For many businesses, it takes years to grow revenues beyond six figures and climb into the black.
But some of the first dispensaries to open in Arizona have already managed to hit those benchmarks, generating millions of dollars in sales and hitting breakeven after just a few months in business. In fact, the initial dispensary in the Phoenix metro area reportedly is on track for $8 million in revenues in its first year of operation.
Chalk it up to unusual circumstances that limited competition early on and gave the first centers – which started opening in December – a monopoly on a huge market (there are roughly 36,000 registered patients in the state).
Now, however, the landscape is changing.
Four dispensaries are slated to open in Arizona by next week – bringing the total to 11 – and dozens more will launch in the next few months, introducing competition to markets where none existed before. The initial dispensaries that opened could see their revenues and margins dip significantly, especially those located in or near larger cities where competition will be the heaviest.
The state allows only one dispensary in each of 126 pre-defined regions (called Community Health Analysis Areas, or CHAAs). So dispensaries in rural areas will be able to continue to corner the local market. But MMJ centers in Arizona’s larger cities will compete for patients. The Phoenix metro area, for example, has more than 40 CHAAs, while metro Tuscon has about a dozen.
As one would expect, simply opening your doors will no longer guarantee immediate success. Going forward, “the operations with the best patient services and the best medicine will be the ones that emerge as market leaders,” said Kris Krane, managing partner of Arizona-based MMJ consultancy 4Front Advisors.

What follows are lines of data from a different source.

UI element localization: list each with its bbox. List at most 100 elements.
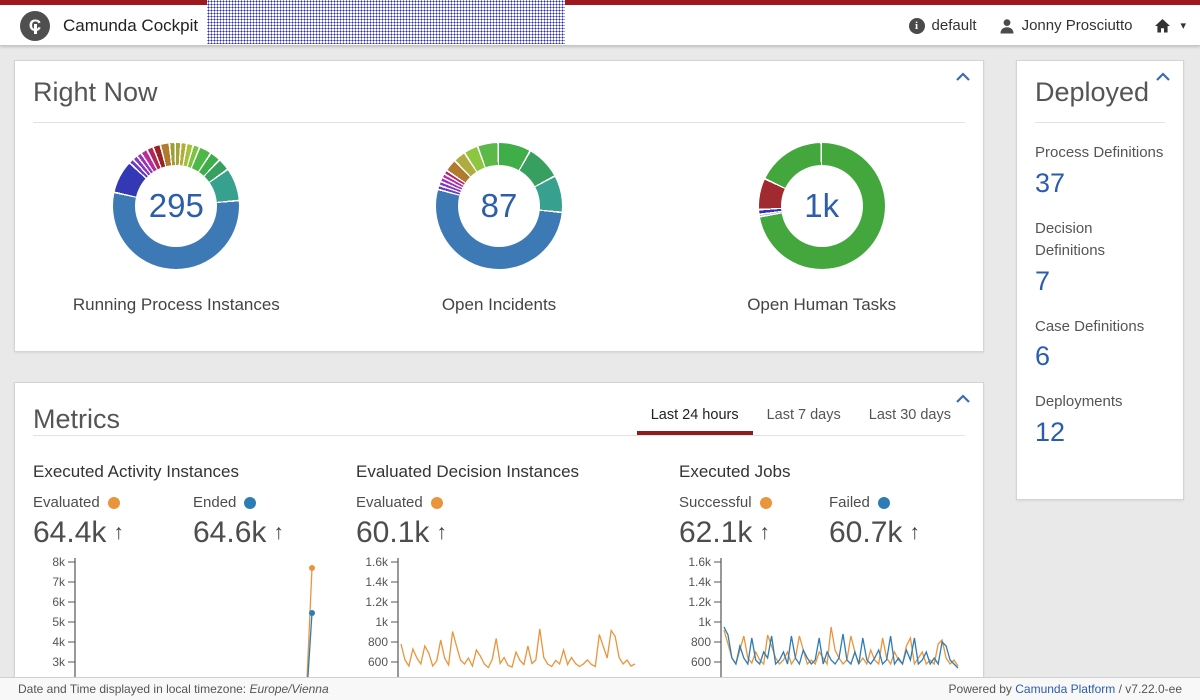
- open-human-tasks-widget: 1k Open Human Tasks: [660, 143, 983, 315]
- app-title: Camunda Cockpit: [63, 15, 199, 35]
- caret-down-icon: ▾: [1180, 20, 1186, 32]
- svg-text:1.2k: 1.2k: [365, 595, 389, 609]
- executed-activity-instances-widget: Executed Activity Instances Evaluated En…: [33, 436, 356, 700]
- donut-count[interactable]: 87: [458, 165, 540, 247]
- deployed-item-label: Case Definitions: [1035, 317, 1145, 335]
- chevron-up-icon: [956, 71, 970, 81]
- legend-evaluated: Evaluated: [33, 494, 193, 511]
- metric-title: Evaluated Decision Instances: [356, 462, 580, 481]
- home-menu[interactable]: ▾: [1154, 18, 1186, 34]
- svg-text:800: 800: [368, 635, 388, 649]
- chevron-up-icon: [1156, 71, 1170, 81]
- process-definitions-count-link[interactable]: 37: [1035, 168, 1165, 199]
- svg-text:800: 800: [691, 635, 711, 649]
- deployed-item-label: Process Definitions: [1035, 144, 1164, 161]
- orange-dot-icon: [430, 496, 443, 509]
- deployed-item-deployments: Deployments 12: [1017, 391, 1183, 448]
- svg-text:1k: 1k: [375, 615, 389, 629]
- svg-text:6k: 6k: [52, 595, 66, 609]
- svg-text:5k: 5k: [52, 615, 66, 629]
- donut-count[interactable]: 295: [135, 165, 218, 247]
- collapse-metrics-button[interactable]: [953, 391, 973, 407]
- deployed-item-case-definitions: Case Definitions 6: [1017, 316, 1183, 373]
- trend-up-icon: ↑: [113, 521, 124, 544]
- divider: [33, 122, 965, 123]
- metrics-range-tabs: Last 24 hours Last 7 days Last 30 days: [636, 397, 965, 435]
- metric-total: 60.1k ↑: [356, 516, 447, 549]
- right-now-title: Right Now: [33, 77, 158, 107]
- metrics-title: Metrics: [33, 404, 120, 434]
- info-icon: i: [908, 17, 925, 34]
- decision-definitions-count-link[interactable]: 7: [1035, 266, 1165, 297]
- svg-text:1.2k: 1.2k: [688, 595, 712, 609]
- metrics-panel: Metrics Last 24 hours Last 7 days Last 3…: [14, 382, 984, 700]
- blue-dot-icon: [877, 496, 890, 509]
- deployed-item-decision-definitions: Decision Definitions 7: [1017, 218, 1183, 297]
- executed-jobs-widget: Executed Jobs Successful Failed 62.1k ↑ …: [679, 436, 979, 700]
- metric-title: Executed Activity Instances: [33, 462, 239, 481]
- svg-text:1.6k: 1.6k: [365, 555, 389, 569]
- svg-text:4k: 4k: [52, 635, 66, 649]
- redacted-area: [207, 0, 565, 44]
- user-icon: [1000, 18, 1014, 33]
- legend-failed: Failed: [829, 494, 979, 511]
- trend-up-icon: ↑: [436, 521, 447, 544]
- chevron-up-icon: [956, 393, 970, 403]
- top-navbar: C Camunda Cockpit i default Jonny Prosci…: [0, 0, 1200, 46]
- donut-label: Open Human Tasks: [747, 295, 897, 314]
- legend-successful: Successful: [679, 494, 829, 511]
- timezone-value: Europe/Vienna: [249, 682, 329, 696]
- metric-title: Executed Jobs: [679, 462, 791, 481]
- right-now-panel: Right Now 295 Running Process Instances …: [14, 60, 984, 352]
- powered-by: Powered by Camunda Platform / v7.22.0-ee: [948, 682, 1182, 696]
- timezone-note: Date and Time displayed in local timezon…: [18, 682, 329, 696]
- trend-up-icon: ↑: [759, 521, 770, 544]
- collapse-right-now-button[interactable]: [953, 69, 973, 85]
- home-icon: [1155, 18, 1171, 32]
- open-human-tasks-donut[interactable]: 1k: [758, 143, 885, 269]
- engine-label: default: [931, 17, 977, 34]
- svg-text:1k: 1k: [698, 615, 712, 629]
- tab-last-24-hours[interactable]: Last 24 hours: [636, 397, 753, 435]
- deployed-panel: Deployed Process Definitions 37 Decision…: [1016, 60, 1184, 500]
- engine-selector[interactable]: i default: [908, 17, 977, 34]
- metric-total: 62.1k ↑: [679, 516, 770, 549]
- svg-text:600: 600: [691, 655, 711, 669]
- running-process-instances-widget: 295 Running Process Instances: [15, 143, 338, 315]
- deployments-count-link[interactable]: 12: [1035, 417, 1165, 448]
- legend-evaluated: Evaluated: [356, 494, 516, 511]
- blue-dot-icon: [244, 496, 257, 509]
- donut-count[interactable]: 1k: [780, 165, 863, 247]
- orange-dot-icon: [759, 496, 772, 509]
- user-name: Jonny Prosciutto: [1021, 17, 1133, 34]
- metric-total: 64.4k ↑: [33, 516, 124, 549]
- svg-text:1.6k: 1.6k: [688, 555, 712, 569]
- trend-up-icon: ↑: [909, 521, 920, 544]
- trend-up-icon: ↑: [273, 521, 284, 544]
- camunda-platform-link[interactable]: Camunda Platform: [1015, 682, 1115, 696]
- camunda-logo-icon: C: [20, 10, 50, 41]
- tab-last-7-days[interactable]: Last 7 days: [753, 397, 855, 435]
- evaluated-decision-instances-widget: Evaluated Decision Instances Evaluated 6…: [356, 436, 679, 700]
- deployed-item-process-definitions: Process Definitions 37: [1017, 142, 1183, 199]
- collapse-deployed-button[interactable]: [1153, 69, 1173, 85]
- svg-text:600: 600: [368, 655, 388, 669]
- metric-total: 64.6k ↑: [193, 516, 284, 549]
- app-brand[interactable]: C Camunda Cockpit: [20, 5, 198, 46]
- deployed-title: Deployed: [1035, 77, 1150, 107]
- divider: [1035, 122, 1165, 123]
- version-label: / v7.22.0-ee: [1118, 682, 1182, 696]
- footer: Date and Time displayed in local timezon…: [0, 677, 1200, 700]
- case-definitions-count-link[interactable]: 6: [1035, 341, 1165, 372]
- svg-text:1.4k: 1.4k: [365, 575, 389, 589]
- svg-text:8k: 8k: [52, 555, 66, 569]
- tab-last-30-days[interactable]: Last 30 days: [855, 397, 965, 435]
- user-menu[interactable]: Jonny Prosciutto: [999, 17, 1133, 34]
- open-incidents-donut[interactable]: 87: [436, 143, 562, 269]
- open-incidents-widget: 87 Open Incidents: [338, 143, 661, 315]
- legend-ended: Ended: [193, 494, 353, 511]
- orange-dot-icon: [107, 496, 120, 509]
- running-process-instances-donut[interactable]: 295: [113, 143, 240, 269]
- donut-label: Running Process Instances: [72, 295, 280, 314]
- metric-total: 60.7k ↑: [829, 516, 920, 549]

“Typically, what we see in other states like California is that the dispensaries that have the nicest storefronts, the best-trained staff and the best medicine and those that offer great services to patients tend to do significantly better than all other dispensaries in their markets,” Krane said. “We expect that will be true in Arizona as well.”
Many cannabis entrepreneurs dream of – and expect – to see huge revenue growth and profits when starting out in the medical marijuana industry, yet in most cases it doesn’t play out this way. Competitive and regulatory challenges often get the better of MMJ businesses, and those huge expected profits never materialize.

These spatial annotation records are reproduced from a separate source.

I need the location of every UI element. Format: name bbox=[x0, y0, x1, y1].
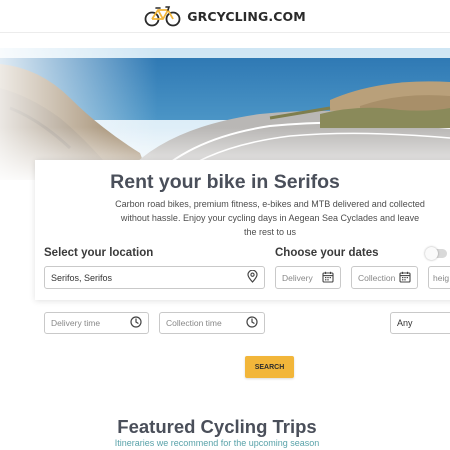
delivery-time-input[interactable]: Delivery time bbox=[44, 312, 149, 334]
delivery-time-placeholder: Delivery time bbox=[51, 318, 101, 328]
collection-date-placeholder: Collection bbox=[358, 272, 396, 283]
location-label: Select your location bbox=[44, 247, 154, 259]
delivery-date-input[interactable]: Delivery bbox=[275, 266, 341, 289]
collection-time-placeholder: Collection time bbox=[166, 318, 222, 328]
bike-type-select[interactable]: Any bbox=[390, 312, 450, 334]
top-bar: GRCYCLING.COM bbox=[0, 0, 450, 33]
location-value: Serifos, Serifos bbox=[51, 272, 113, 283]
logo-text: GRCYCLING.COM bbox=[187, 8, 306, 24]
collection-time-input[interactable]: Collection time bbox=[159, 312, 265, 334]
calendar-icon[interactable] bbox=[399, 271, 411, 285]
page-title: Rent your bike in Serifos bbox=[110, 171, 340, 193]
booking-description: Carbon road bikes, premium fitness, e-bi… bbox=[115, 199, 425, 237]
location-pin-icon[interactable] bbox=[247, 269, 258, 285]
height-input[interactable]: heig bbox=[428, 266, 450, 289]
bike-type-value: Any bbox=[397, 318, 413, 328]
search-button[interactable]: SEARCH bbox=[245, 356, 294, 378]
clock-icon[interactable] bbox=[246, 316, 258, 330]
toggle-switch[interactable] bbox=[425, 247, 447, 260]
collection-date-input[interactable]: Collection bbox=[351, 266, 418, 289]
height-placeholder: heig bbox=[433, 272, 450, 283]
clock-icon[interactable] bbox=[130, 316, 142, 330]
dates-label: Choose your dates bbox=[275, 247, 379, 259]
toggle-knob bbox=[425, 247, 438, 260]
delivery-date-placeholder: Delivery bbox=[282, 272, 313, 283]
bicycle-icon bbox=[144, 5, 182, 27]
featured-trips-title: Featured Cycling Trips bbox=[117, 416, 317, 437]
calendar-icon[interactable] bbox=[322, 271, 334, 285]
featured-trips-subtitle: Itineraries we recommend for the upcomin… bbox=[114, 438, 320, 448]
location-input[interactable]: Serifos, Serifos bbox=[44, 266, 265, 289]
site-logo[interactable]: GRCYCLING.COM bbox=[144, 5, 306, 27]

In Arizona, however, early entrants were able to capitalize on a unique situation.
The few dispensaries already in business took on sizable risks by laying the groundwork to open despite a pending court case that could have sunk the entire program. They gambled big and won big: A judge ruled in favor of the MMJ industry in December, giving them the jump on most other would-be dispensary operators that held off on their plans until the court’s decision.
Existing dispensaries have been able to build a sizable competitive advantage over newcomers, having already developed a loyal clientele and learned what works and what doesn’t.